10. Make exercise something you enjoy
Spoiler: exercise doesn’t need to feel like a chore. Setting a routine that allows you to sweat it out in a way that boosts endorphins and even joy can be the secret to sticking with your fitness routine.
‘Find ways of exercising that are fun for you personally, whatever that may be – dance workouts, long walks in nature or climbing,’ says Jacobson. ‘It’s when we do things from a place of wanting ourselves to feel good that we start to form habits that last.’
11. Consider a strength-building plan
While learning how to build muscle might not be at the top of your to-do list if your goal is to lose a stone, it could prove to be your secret weight-loss weapon. Yes, really. For starters, more muscle means a faster metabolism which means that your body burns more calories at rest.
If you’re into resistance training as your exercise of choice, focusing on progressive overload will improve your strength and build your body’s ability to work at higher intensities for longer, advises Leigh Clayton, PT at Embody Fitness.
‘It’ll easily give the best bang for your buck in terms of longevity,’ Clayton says. Working at a higher intensity for longer can lead to greater calorie burn as your heart rate spends longer in the sweet fat-burning zone.
What does progressive overload mean?
Progressive overload is the process of continually challenging your body by increasing the strain you put upon it.
For example, increasing the number of reps, the amount of weight or the speed an exercise is performed during strength training workouts are all ways to apply more strain to your muscles and force them to work harder. Exercising in this way helps to build strength, burn fat and grow muscle.
Need a month-long at-home plan to build strength at home? Look no further: PT Alice Liveing’s 28-day Kickstart Challenge will have you sculpting lean muscle and working hard in no time.
12. Go virtual
If you prefer to exercise at home (big up home workouts), it doesn’t mean you need to resign yourself to half-hearted or sub-par sessions. From home workout apps to HIIT plans, there’s something to get everyone feeling full of endorphins.
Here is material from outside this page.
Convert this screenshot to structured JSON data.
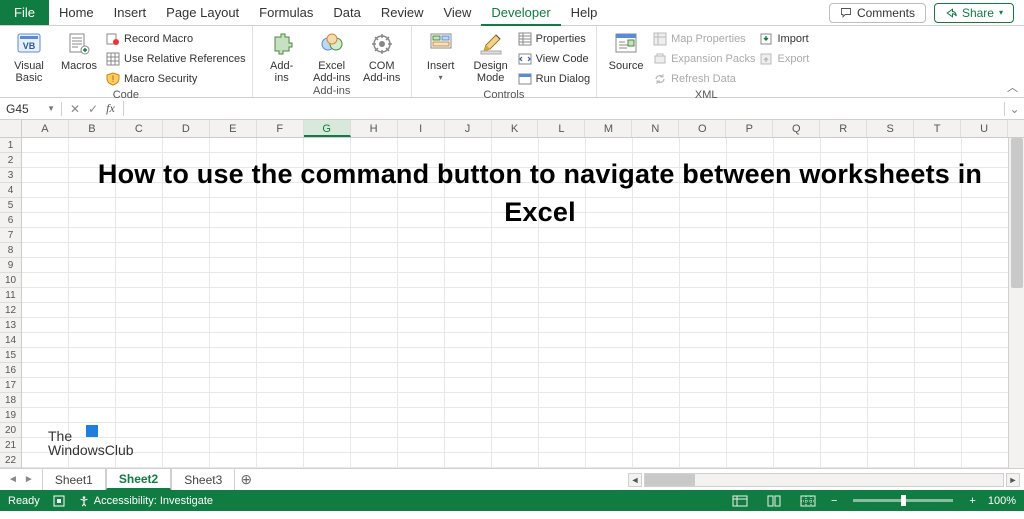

Whether your jam is Barre or Pilates, yoga or cardio home workouts, there is an app or streaming option for it. Don’t believe us? Take a gander through our top picks.
3 tips to maintain your healthy body weight
It’s one thing losing the weight, but keeping it off is a whole different ball game. Try to keep these tips front of mind.
1. Practice mindful eating
One culprit of weight regain can be mindless overeating: ‘Psychologically speaking, the biggest reason people eat when they aren’t hungry is that overeating has become a coping mechanism,’ says Jacobson. ‘We overeat to stave off overwhelming emotional pain or to avoid facing how bored and unhappy we are.
A good way to prevent habitual eating when you aren’t hungry is by taking a two-minute “mindfulness break” whenever you feel the urge to eat, suggest Jacobson. ‘This will help you tap into whether it’s an emotion you need to deal with, or you actually are hungry,’ she says.
2. Remember your body is constantly in flux
Just because you weighed ‘X’ on Monday doesn’t mean you’ll weigh the same on Tuesday or Wednesday. Your body is constantly reacting to internal and external stressors – such as your menstrual cycle hormones or the huge week at work you’ve just had.
Focus on controlling the controllable: sleep, nutrition, exercise and hydration. Your body will do the rest.
3. Focus on the big picture
Other lifestyle changes, such as ensuring you get enough sleep, reducing stress and following a realistic diet and fitness plan that’s enjoyable and not laborious, will help keep the weight from returning.
Most importantly, try not to hone in on indulgences. If you want to keep weight off permanently, it’s not about living a healthy life all the time, it’s about living a mostly healthy life. Strive for progress, not perfection — famously. That’s what makes it sustainable for the long term.